Fetoplacental endothelial dysfunction in maternal hypercholesterolemia and obesity in pregnancy
Physiological Mini Reviews. 2014; September-October: 60-76.
Human fetoplacental vascular function is altered in several pathologies of pregnancy as a result of endothelial dysfunction. Pregnancy is a physiological condition coursing with increased circulating plasma levels of cholesterol in the mother, to respond to the higher demands from the growing fetus.
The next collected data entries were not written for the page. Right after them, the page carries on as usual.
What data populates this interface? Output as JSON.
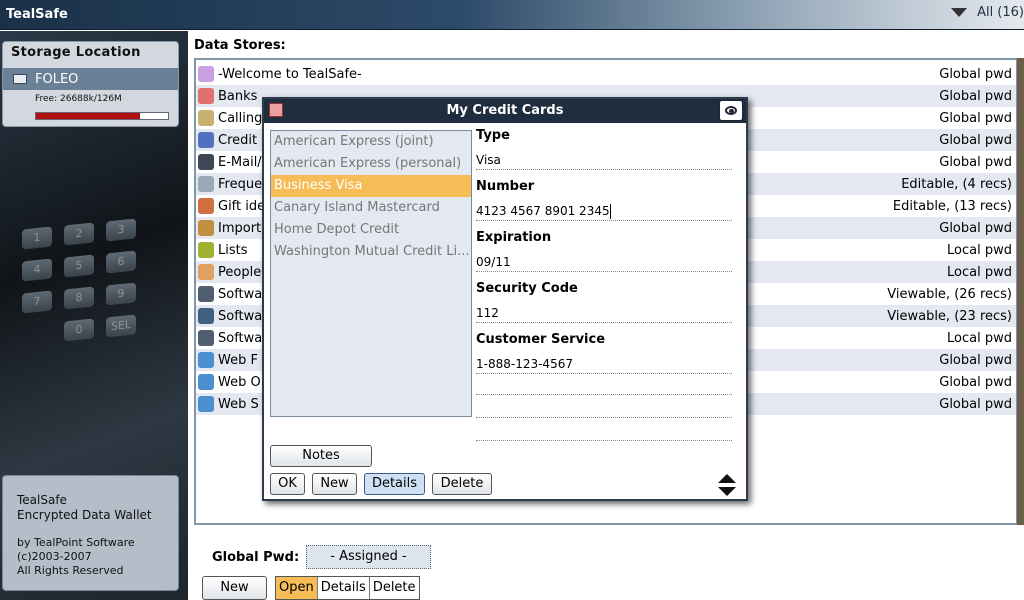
{
  "app": {
    "title": "TealSafe",
    "filter_label": "All (16)"
  },
  "sidebar": {
    "storage_title": "Storage Location",
    "device": "FOLEO",
    "free": "Free: 26688k/126M",
    "usage_fraction": 0.79,
    "about": {
      "line1": "TealSafe",
      "line2": "Encrypted Data Wallet",
      "line3": "by TealPoint Software",
      "line4": "(c)2003-2007",
      "line5": "All Rights Reserved"
    }
  },
  "keypad_keys": [
    "1",
    "2",
    "3",
    "4",
    "5",
    "6",
    "7",
    "8",
    "9",
    "0",
    "SEL"
  ],
  "main": {
    "label": "Data Stores:",
    "stores": [
      {
        "name": "-Welcome to TealSafe-",
        "access": "Global pwd",
        "icon": "welcome-icon",
        "color": "#c8a0e0"
      },
      {
        "name": "Banks",
        "access": "Global pwd",
        "icon": "bank-icon",
        "color": "#e07070"
      },
      {
        "name": "Calling",
        "access": "Global pwd",
        "icon": "phone-icon",
        "color": "#c8b070"
      },
      {
        "name": "Credit",
        "access": "Global pwd",
        "icon": "credit-card-icon",
        "color": "#5070c0"
      },
      {
        "name": "E-Mail/",
        "access": "Global pwd",
        "icon": "laptop-icon",
        "color": "#404858"
      },
      {
        "name": "Freque",
        "access": "Editable, (4 recs)",
        "icon": "airplane-icon",
        "color": "#9aa8b8"
      },
      {
        "name": "Gift ide",
        "access": "Editable, (13 recs)",
        "icon": "people-icon",
        "color": "#d07040"
      },
      {
        "name": "Import",
        "access": "Global pwd",
        "icon": "import-icon",
        "color": "#c09040"
      },
      {
        "name": "Lists",
        "access": "Local pwd",
        "icon": "list-icon",
        "color": "#a0b030"
      },
      {
        "name": "People",
        "access": "Local pwd",
        "icon": "person-icon",
        "color": "#e0a060"
      },
      {
        "name": "Softwa",
        "access": "Viewable, (26 recs)",
        "icon": "handheld-icon",
        "color": "#506070"
      },
      {
        "name": "Softwa",
        "access": "Viewable, (23 recs)",
        "icon": "computer-icon",
        "color": "#406080"
      },
      {
        "name": "Softwa",
        "access": "Local pwd",
        "icon": "handheld-icon",
        "color": "#506070"
      },
      {
        "name": "Web F",
        "access": "Global pwd",
        "icon": "globe-icon",
        "color": "#4a90d0"
      },
      {
        "name": "Web O",
        "access": "Global pwd",
        "icon": "globe-icon",
        "color": "#4a90d0"
      },
      {
        "name": "Web S",
        "access": "Global pwd",
        "icon": "globe-icon",
        "color": "#4a90d0"
      }
    ],
    "global_pwd_label": "Global Pwd:",
    "global_pwd_value": "- Assigned -",
    "buttons": {
      "new": "New",
      "open": "Open",
      "details": "Details",
      "delete": "Delete"
    }
  },
  "dialog": {
    "title": "My Credit Cards",
    "cards": [
      "American Express (joint)",
      "American Express (personal)",
      "Business Visa",
      "Canary Island Mastercard",
      "Home Depot Credit",
      "Washington Mutual Credit Li..."
    ],
    "selected_index": 2,
    "fields": [
      {
        "label": "Type",
        "value": "Visa"
      },
      {
        "label": "Number",
        "value": "4123 4567 8901 2345"
      },
      {
        "label": "Expiration",
        "value": "09/11"
      },
      {
        "label": "Security Code",
        "value": "112"
      },
      {
        "label": "Customer Service",
        "value": "1-888-123-4567"
      }
    ],
    "buttons": {
      "notes": "Notes",
      "ok": "OK",
      "new": "New",
      "details": "Details",
      "delete": "Delete"
    }
  }
}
An abnormal increase in maternal plasma cholesterol configures a pathological state referred as maternal supraphysiological hypercholesterolemia (MSPH). In MSPH, L-arginine transport and synthesis of nitric oxide (i.e., L-arginine/NO signalling pathway) as well as arginases/urea cycle in the fetoplacental endothelium are altered. Equally, an increase in the physiological gain of weight in pregnant women could end with obese women at the end of pregnancy leading to a condition referred as obesity in pregnancy (OP). OP seems to be also associated with alterations in the L-arginine/NO signalling pathway in endothelium in animal models; however, nothing is known regarding alterations of the human fetoplacental endothelium in OP. Insulin, adenosine and NO are vasodilators in the fetoplacental vascular bed, and a role for these molecules is proposed in MSPH and OP. Alternatively, involvement of intracellular pH modulation and the potential involvement of adenosine receptors is proposed as phenomena that could improve endothelial dysfunction associated with these diseases of pregnancy.